REFLEXIÓN SEMANAL DEL SÁBADO 04 DE OCTUBRE.
SÁBADO 4 DE OCTUBRE MEMORIA DE SAN FRANCISCO DE ASÍS, FRAILE Y DIÁCONO
NATURALEZA DE LA PAZ. Gaudium et spes (N. 78); Concilio Vaticano II
La paz no es mera ausencia de guerra ni se reduce sólo al equilibrio de las fuerzas contrarias ni nace del dominio despótico, sino que, recta y propiamente, se define como la obra de la justicia. Ella es el fruto del orden puesto en la sociedad humana por su divino fundador y que debe irse perfeccionando sin cesar por medio del esfuerzo de aquellos hombres que aspiran a implantar en el mundo una justicia cada vez más plena. En efecto, al tener el bien común del género humano su primera y esencial razón de ser en la ley eterna, y al someterse en sus exigencias concretas a las continuas transformaciones ocasionadas por la evolución de los tiempos, la paz no es nunca algo adquirido de una vez para siempre, sino que es preciso irla construyendo cada día. Como además la voluntad humana es frágil y está herida por el pecado, el mantenimiento de la paz requiere que cada uno se esfuerce constantemente por dominar sus pasiones, y exige de la autoridad legítima la vigilancia.

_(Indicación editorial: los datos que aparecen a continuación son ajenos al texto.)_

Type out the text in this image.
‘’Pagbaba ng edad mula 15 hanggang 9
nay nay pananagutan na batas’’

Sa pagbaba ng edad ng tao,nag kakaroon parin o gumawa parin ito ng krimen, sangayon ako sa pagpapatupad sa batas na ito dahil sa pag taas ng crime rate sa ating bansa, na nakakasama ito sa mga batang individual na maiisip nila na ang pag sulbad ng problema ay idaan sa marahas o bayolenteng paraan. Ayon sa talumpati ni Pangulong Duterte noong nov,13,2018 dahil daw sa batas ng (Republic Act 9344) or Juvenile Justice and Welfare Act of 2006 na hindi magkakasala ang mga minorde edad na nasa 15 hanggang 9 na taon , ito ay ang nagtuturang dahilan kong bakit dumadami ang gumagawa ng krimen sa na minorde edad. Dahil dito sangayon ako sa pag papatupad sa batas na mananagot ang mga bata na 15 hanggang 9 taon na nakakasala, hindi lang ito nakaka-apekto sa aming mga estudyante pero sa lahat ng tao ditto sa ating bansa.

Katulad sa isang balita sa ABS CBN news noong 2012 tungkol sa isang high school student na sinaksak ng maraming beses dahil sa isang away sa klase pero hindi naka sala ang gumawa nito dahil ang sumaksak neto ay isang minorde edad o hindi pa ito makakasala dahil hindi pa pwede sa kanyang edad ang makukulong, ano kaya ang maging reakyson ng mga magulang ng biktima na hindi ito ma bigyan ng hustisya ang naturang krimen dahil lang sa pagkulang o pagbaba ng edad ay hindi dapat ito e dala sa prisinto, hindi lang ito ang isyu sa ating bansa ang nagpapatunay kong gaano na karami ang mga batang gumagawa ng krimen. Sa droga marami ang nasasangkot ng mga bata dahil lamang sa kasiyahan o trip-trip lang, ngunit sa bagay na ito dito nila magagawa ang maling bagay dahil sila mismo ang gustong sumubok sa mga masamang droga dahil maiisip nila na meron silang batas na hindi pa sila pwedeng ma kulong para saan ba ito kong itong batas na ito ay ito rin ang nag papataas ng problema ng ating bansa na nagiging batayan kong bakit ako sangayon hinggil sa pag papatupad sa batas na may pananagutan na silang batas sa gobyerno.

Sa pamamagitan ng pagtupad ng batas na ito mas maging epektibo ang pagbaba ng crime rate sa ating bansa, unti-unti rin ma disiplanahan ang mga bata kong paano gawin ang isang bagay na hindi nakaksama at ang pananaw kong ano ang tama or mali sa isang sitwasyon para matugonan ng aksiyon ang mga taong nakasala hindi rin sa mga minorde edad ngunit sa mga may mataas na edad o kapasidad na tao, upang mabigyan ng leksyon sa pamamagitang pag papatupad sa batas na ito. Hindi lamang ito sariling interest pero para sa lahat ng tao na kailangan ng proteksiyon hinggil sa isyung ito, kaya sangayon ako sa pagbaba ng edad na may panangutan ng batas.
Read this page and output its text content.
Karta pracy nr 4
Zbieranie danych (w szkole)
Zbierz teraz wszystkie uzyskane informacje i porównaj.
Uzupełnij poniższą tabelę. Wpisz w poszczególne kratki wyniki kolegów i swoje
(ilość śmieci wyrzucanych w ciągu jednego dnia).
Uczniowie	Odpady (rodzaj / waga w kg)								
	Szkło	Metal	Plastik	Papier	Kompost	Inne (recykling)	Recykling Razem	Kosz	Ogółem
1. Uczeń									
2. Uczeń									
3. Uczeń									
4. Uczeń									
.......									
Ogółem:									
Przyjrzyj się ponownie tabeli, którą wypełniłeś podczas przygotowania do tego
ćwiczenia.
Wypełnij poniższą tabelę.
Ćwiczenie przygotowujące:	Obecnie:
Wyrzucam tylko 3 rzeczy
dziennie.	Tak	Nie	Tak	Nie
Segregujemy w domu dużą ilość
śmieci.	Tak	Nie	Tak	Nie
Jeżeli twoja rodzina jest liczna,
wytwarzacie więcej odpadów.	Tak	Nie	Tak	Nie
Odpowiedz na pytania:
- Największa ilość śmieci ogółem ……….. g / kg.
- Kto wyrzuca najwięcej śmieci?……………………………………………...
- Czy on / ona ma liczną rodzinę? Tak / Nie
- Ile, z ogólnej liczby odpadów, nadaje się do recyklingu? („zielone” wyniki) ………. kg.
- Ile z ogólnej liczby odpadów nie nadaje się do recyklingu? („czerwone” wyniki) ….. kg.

Y todo esto es aún insuficiente. La paz de la que hablamos no puede obtenerse en este mundo si no se garantiza el bien de las personas y si los hombres no saben comunicarse entre sí espontáneamente y con confianza las riquezas de su espíritu y de su talento. La firme voluntad de respetar la dignidad de los otros hombres y pueblos y el solícito ejercicio de la fraternidad son absolutamente imprescindibles para construir la verdadera paz. Así la paz es también fruto del amor, que supera los límites de lo que exige la simple justicia. La paz terrestre, que nace del amor al prójimo, es como la imagen y el efecto de la paz de Cristo, que procede de Dios Padre. En efecto, el mismo Hijo encarnado, príncipe de la paz, ha reconciliado a todos los hombres con Dios por medio de su cruz, y reconstruyendo la unidad de todos en un solo pueblo y en un solo cuerpo, en su propia carne ha dado muerte al odio y, exaltado por su resurrección, ha derramado su Espíritu de amor en el corazón de los hombres.
Por esta razón todos los cristianos quedan vivamente invitados a que, realizando la verdad en el amor, se unan a los hombres verdaderamente pacíficos, para implorar e instaurar la paz. Movidos por este mismo espíritu, no podemos menos de alabar a quienes, renunciando a toda intervención violenta al reivindicar sus derechos, recurren a los medios de defensa que están incluso al alcance de los más débiles, con tal de que esto pueda hacerse sin lesionar los derechos y los deberes de otras personas o de la comunidad.